Biri ön seçim diğeri de normal seçim olmak üzere iki seçim sonrasında Van Büyükşehir Belediye Eşbaşkanlığına seçilen Şedal ve Zeydan’ın, “mazbata krizi”ni de yüzbinlerce Vanlı ile birlikte geride bırakmaları gerekiyordu, nitekim öyle de oldu.
Hiç olmadığı kadar bir sahiplenme ile Van halkı iki eşbaşkanı sahiplenerek büyükşehir Belediyesi eşbaşkanı olmalarını sağladı.
31 Mart Seçimleri süreci, öncesi ve sonrasında yaşananları öyle sıradan ele almak, sıradan tepkiler olarak değerlendirmek yanılgılı bir yaklaşım olacaktır.
Yaklaşık iki dönem boyunca devam eden kayyım yönetiminin Van’a kaybettirdikleri ortadadır. Vanlıların o sahiplenişini, kentlerini sahiplenme olarak ele almak yanılgılı bir yaklaşım olmayacaktır. Sadece o kadar da değil, Van halkı artık hizmet görmek, kentlerini olmaları gereken yerde görmek istediklerinden kendi seçtiklerini sahiplenerek tekrardan bir kayyıma razı olmadıklarını göstermiş oldular.

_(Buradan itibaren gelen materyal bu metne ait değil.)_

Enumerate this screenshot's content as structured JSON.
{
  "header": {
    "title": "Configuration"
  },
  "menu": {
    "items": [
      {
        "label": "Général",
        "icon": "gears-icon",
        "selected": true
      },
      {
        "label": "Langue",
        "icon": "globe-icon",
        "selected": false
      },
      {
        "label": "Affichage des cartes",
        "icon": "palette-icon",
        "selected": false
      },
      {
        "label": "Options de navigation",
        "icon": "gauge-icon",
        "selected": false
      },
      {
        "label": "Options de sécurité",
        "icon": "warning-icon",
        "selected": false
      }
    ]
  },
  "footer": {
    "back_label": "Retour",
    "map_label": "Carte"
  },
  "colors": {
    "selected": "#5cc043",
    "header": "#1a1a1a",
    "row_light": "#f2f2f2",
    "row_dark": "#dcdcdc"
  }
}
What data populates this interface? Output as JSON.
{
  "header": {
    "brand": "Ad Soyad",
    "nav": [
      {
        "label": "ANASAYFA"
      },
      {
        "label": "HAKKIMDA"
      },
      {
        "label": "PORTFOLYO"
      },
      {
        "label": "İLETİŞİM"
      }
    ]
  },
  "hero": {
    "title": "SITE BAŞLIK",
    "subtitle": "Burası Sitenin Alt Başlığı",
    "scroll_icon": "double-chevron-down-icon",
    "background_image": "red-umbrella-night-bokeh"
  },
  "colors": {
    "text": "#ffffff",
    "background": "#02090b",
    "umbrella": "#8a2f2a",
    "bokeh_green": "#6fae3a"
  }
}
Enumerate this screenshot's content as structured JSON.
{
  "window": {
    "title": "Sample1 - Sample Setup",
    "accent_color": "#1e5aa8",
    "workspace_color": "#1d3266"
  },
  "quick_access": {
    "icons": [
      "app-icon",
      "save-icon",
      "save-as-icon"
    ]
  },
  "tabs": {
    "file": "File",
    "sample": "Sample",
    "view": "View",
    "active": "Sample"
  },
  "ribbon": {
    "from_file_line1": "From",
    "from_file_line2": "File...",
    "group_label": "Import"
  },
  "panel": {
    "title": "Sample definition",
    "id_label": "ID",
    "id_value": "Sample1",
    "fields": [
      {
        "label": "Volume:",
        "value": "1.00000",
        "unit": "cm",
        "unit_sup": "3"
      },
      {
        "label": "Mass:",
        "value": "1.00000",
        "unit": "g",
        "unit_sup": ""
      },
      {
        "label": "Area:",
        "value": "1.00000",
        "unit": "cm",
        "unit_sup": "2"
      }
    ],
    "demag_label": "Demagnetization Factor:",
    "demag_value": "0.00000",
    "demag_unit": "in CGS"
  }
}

Peki Van halkının seçimden sonra yüzbinlerce kişi ile sokaklara inerek seçtikleri başkanlarına sahip çıkmaları, hizmette diretmeleri ne denli karşılığını buldu?
Kimi değerlendirmeler yapmak için henüz erken olabilir. Marka düzeyinde projeler nerede demek şuan için insafsızlık olabilir.
“Kentin makus talihi neden değişmedi” demek karşıdakileri büyücü veya sihirbaz yerine koymak anlamına gelebilir.
Fakat “Para yok, borç çok” demek de kabul edilebilir bir mazeret sayılmayacaktır!
Özcesi, bekleme sürecinin tamamlanabilmesi için en azından iki-üç aylık zamanımız var.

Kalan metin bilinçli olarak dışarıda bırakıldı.